Bei dem Vorhaben geht es nach Angaben des Fraunhofer-Instituts darum, überschüssigen Strom aus Solar- und Windkraftanlagen zur Erzeugung von Methan zu nutzen, das sich speichern und später wieder zur Stromerzeugung einsetzen lässt. „Erneuerbares Methan“ dient quasi als Langzeitspeicher. Vorteilhaft an der Kopplung von Strom- und Gasnetz sei, dass die Infrastruktur mit Zehntausenden Kilometern Leitungen sowie vorhandenen Gasspeichern nutzbar sei.

Die Erzeugung von Methan aus überschüssigem Strom und die Einspeisung ins Erdgasnetz könne im Energieversorgungssystem der Zukunft eine wesentliche Rolle spielen, erklärten Reinholz und Puttrich. Mit dem Pilotprojekt soll die Praxistauglichkeit des Verfahrens getestet werden.

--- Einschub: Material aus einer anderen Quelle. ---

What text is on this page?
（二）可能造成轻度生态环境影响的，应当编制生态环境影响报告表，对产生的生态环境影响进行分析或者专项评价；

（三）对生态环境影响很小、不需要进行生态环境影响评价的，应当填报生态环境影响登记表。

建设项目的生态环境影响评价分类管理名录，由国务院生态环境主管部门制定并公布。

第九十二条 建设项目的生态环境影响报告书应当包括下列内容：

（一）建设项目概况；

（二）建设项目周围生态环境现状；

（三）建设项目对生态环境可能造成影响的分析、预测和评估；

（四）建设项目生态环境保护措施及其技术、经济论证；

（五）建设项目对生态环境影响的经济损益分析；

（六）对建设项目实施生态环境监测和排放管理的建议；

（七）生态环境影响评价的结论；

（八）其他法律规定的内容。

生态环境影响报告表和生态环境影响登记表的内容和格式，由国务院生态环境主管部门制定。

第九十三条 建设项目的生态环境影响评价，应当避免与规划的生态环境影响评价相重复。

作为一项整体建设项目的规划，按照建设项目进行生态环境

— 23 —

Zudem solle untersucht werden, welche Chancen das Verfahren für die Betreiber von Biogasanlagen in Thüringen und Hessen bietet. Biogasanlagen könnten das Kohlendioxid liefern, das mit Hilfe von Wasserstoff in Methan umgewandelt wird.

Die 25-kW-Forschungsanlage am Standort des hessischen Biogas-Forschungszentrums soll auch die Zuverlässigkeit und Effizienz des Verfahrens zeigen. Der Wirkungsgrad bei der Herstellung des Methans und die spätere „Rückverstromung“ soll unter 40 Prozent liegen. Deshalb sei es eher als Langzeitspeicher geeignet.

In Deutschland wird an vielen Tagen im Jahr mehr Ökostrom durch Windkraft- und Solaranlagen produziert, als das Stromnetz aufnehmen und verbraucht werden kann. Neben dem Netz gelten auch die Speichermöglichkeiten als Engpass beim Umstieg auf erneuerbare Energien.